Exeter School hosts joint lecture
Exeter School hosted a joint local Geographical Association/South West Region Royal Geographical Society evening lecture attended by RGS members and over 100 pupils and parents from Exeter School, King’s Taunton, Taunton School and King Alfred’s School in Burnham on Sea.
Attended by 119 people, the lecture was given by Dr Stewart Barr, senior lecturer in the geography department at Exeter University, on 7 October.
Entitled ‘Are You Doing Your Bit? Environmental Responsibility in an Age of Anthropogenic Climate Change’, this was a fascinating and challenging lecture which focused on the motivations and barriers encountered by individuals for adopting more ‘sustainable’ forms of behaviour.
Dr Barr began by asking the audience to discuss and consider what leading a ‘good life’ means, and he then presented us with a paradox: as society becomes richer we are not necessarily becoming any happier.

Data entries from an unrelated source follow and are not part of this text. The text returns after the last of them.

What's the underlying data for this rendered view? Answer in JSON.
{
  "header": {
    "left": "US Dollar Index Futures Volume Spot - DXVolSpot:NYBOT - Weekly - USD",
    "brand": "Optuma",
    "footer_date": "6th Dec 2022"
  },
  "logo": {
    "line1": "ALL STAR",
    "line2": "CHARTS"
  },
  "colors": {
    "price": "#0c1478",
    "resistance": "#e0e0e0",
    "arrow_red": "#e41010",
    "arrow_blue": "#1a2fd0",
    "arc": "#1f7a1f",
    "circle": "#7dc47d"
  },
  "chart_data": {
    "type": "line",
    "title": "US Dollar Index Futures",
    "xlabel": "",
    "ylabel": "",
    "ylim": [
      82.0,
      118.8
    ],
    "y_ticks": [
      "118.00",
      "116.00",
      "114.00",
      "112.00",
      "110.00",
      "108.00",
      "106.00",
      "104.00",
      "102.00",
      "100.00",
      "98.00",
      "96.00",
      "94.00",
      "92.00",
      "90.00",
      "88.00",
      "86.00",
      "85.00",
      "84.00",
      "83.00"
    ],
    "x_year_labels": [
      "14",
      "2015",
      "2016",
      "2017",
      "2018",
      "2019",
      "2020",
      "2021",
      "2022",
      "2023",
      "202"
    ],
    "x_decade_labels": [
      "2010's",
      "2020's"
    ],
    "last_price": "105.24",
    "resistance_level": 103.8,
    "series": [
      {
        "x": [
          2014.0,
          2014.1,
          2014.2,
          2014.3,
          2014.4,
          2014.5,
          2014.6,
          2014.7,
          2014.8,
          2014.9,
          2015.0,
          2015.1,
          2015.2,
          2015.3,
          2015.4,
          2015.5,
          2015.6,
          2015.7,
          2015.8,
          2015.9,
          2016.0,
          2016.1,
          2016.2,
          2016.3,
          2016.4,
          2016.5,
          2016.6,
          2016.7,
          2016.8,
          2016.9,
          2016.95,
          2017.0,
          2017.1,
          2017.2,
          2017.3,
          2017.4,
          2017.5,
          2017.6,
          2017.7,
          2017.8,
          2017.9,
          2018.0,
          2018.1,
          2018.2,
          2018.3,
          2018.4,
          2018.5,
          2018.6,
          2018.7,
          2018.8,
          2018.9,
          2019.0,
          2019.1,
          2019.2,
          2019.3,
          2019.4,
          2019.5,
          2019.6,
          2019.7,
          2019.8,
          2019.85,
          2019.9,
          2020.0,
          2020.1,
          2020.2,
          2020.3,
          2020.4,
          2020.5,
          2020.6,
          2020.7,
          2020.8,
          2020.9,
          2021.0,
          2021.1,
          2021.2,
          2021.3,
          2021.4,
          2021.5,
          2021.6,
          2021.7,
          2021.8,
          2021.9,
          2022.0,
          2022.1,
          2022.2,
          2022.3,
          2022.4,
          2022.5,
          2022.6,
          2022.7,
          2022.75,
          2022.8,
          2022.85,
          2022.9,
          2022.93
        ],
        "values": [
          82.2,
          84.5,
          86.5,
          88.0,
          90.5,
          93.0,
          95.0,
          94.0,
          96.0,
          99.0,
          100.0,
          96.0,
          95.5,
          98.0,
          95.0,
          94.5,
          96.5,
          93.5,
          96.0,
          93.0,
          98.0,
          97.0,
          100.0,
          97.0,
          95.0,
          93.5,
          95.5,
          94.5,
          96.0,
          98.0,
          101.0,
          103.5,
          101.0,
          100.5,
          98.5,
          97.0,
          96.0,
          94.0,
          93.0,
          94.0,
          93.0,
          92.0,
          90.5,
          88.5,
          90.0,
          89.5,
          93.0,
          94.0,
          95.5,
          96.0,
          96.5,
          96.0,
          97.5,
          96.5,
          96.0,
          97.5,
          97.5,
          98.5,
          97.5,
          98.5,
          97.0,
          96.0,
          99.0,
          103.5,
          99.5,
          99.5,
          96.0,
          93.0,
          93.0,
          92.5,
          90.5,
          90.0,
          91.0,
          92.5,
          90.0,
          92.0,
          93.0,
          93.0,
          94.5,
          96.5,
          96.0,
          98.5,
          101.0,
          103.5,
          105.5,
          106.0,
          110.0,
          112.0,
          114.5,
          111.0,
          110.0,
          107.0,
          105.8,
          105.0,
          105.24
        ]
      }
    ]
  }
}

His lecture covered a range of ideas including the economic growth model and the extent to which our society is built around the consumption of oil, a dwindling resource. He discussed the way in which oil has allowed us a way of life that was unimaginable 100 years ago. To illustrate this he just looked at the distance that some people had travelled to attend the lecture (from Plymouth, Burnham on Sea, Tavistock and Sidmouth).
Ways to promote the behavioural shifts necessary for creating a 'sustainable society' were considered. We were encouraged to consider who was responsible for management of the environment and the point was made that increasingly, responsibility is devolved to us, as citizens and consumers.
Through a critical approach to the links between sustainability, policy and citizen engagement, he argued that sustainability policy needs to move towards using the well-known technique of social marketing. This, he argued is likely to be the only effective means of engaging the majority of citizens in the environmental debate, given the major influence of the consumer society on individual aspirations and beliefs.
Mrs Helen Sail, Head of Geography at Exeter School and secretary of the local Geographical Society said: “The questions asked by pupils at the end of the talk showed that the audience had engaged at a high level with the lecture and pupils stayed behind to ask questions and discuss the implications of his ideas.”